|
Louer un DVD en ligne : une formule séduisante
Si vous trouvez que les visites à votre vidéoclub deviennent pénibles, entre les problèmes de parking, les nouveautés jamais disponibles quand vous le souhaitez, le retour obligatoire du film avant telle heure sous peine d’amende, ou bien si vous en êtes trop éloigné ou dans l’incapacité de vous déplacer, la location de DVD en ligne devrait vous séduire.
Le principe est simple. Vous vous inscrivez sur le site du loueur, fournissez votre numéro de carte bancaire, serveur sécurisé bien sûr, vous choisissez votre formule. Ensuite vous composez votre liste de films. Vous recevrez vos titres deux ou trois jours plus tard par la poste. Le nombre de DVD dans chaque envoi dépend des abonnements ou forfaits choisis. Après visionnage, vous renvoyez le DVD dans une enveloppe pré-affranchie fournie par le loueur, qui vous expédiera les films suivants de votre liste.
Vous pouvez résilier votre abonnement à tout moment les engagements étant mensuels. Le concept n’est pas tout récent.
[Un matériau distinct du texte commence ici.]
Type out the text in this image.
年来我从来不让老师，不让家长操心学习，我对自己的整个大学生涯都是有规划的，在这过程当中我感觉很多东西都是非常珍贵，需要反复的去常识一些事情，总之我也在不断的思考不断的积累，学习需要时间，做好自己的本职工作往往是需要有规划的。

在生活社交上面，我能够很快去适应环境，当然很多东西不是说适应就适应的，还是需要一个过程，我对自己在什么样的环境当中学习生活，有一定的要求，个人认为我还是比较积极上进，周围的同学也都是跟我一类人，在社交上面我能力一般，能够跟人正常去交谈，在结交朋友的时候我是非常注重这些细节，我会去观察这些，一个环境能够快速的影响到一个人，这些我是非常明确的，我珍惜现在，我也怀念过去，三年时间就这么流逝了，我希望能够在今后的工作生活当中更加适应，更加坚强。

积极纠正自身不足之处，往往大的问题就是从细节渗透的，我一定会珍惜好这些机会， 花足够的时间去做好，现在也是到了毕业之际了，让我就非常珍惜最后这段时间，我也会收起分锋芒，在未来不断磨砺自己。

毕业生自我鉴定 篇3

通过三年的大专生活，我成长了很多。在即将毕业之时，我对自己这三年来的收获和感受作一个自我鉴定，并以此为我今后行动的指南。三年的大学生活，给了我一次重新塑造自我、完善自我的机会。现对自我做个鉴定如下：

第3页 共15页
Aux USA, Netflix (www.netflix.com) propose ce service depuis 1997, affiche 3 millions d’abonnés, un catalogue de 55 000 titres et il est plébiscité par les consommateurs.
En France, le premier site de ce genre apparaît en 2001. Par la suite d’autres reprennent l’idée avec certaines ambitions. En juin 2003, Edouard Ducray ouvre Locafilm (www.locafilm.com).
« Je me suis ouvertement inspiré de l’expérience Netflix dont le succès, dans un pays où les vidéoclubs sont présents partout, m’a étonné » indique-t-il. « J’étais donc persuadé que cela pouvait marcher chez nous du fait, entre autres, de la livraison à domicile, de la disparition des pénalités de retard et de la souplesse d’utilisation ».
Pour Mihai Crasneanu, qui lance Glowria (www.glowria.
fr) fin 2003, Netflix a également été un modèle mais la démarche découle aussi d’une expérience plus personnelle. « J’étais frustré de ne pas pouvoir visionner le film que je voulais au moment où je le voulais, en particulier les grands classiques, souvent absents des vidéoclubs traditionnels ».
D’où sa philosophie : « Proposer le plus d’oeuvres audiovisuelles possibles quel que soit le format et quel que soit le terminal. C’est au consommateur de décider ».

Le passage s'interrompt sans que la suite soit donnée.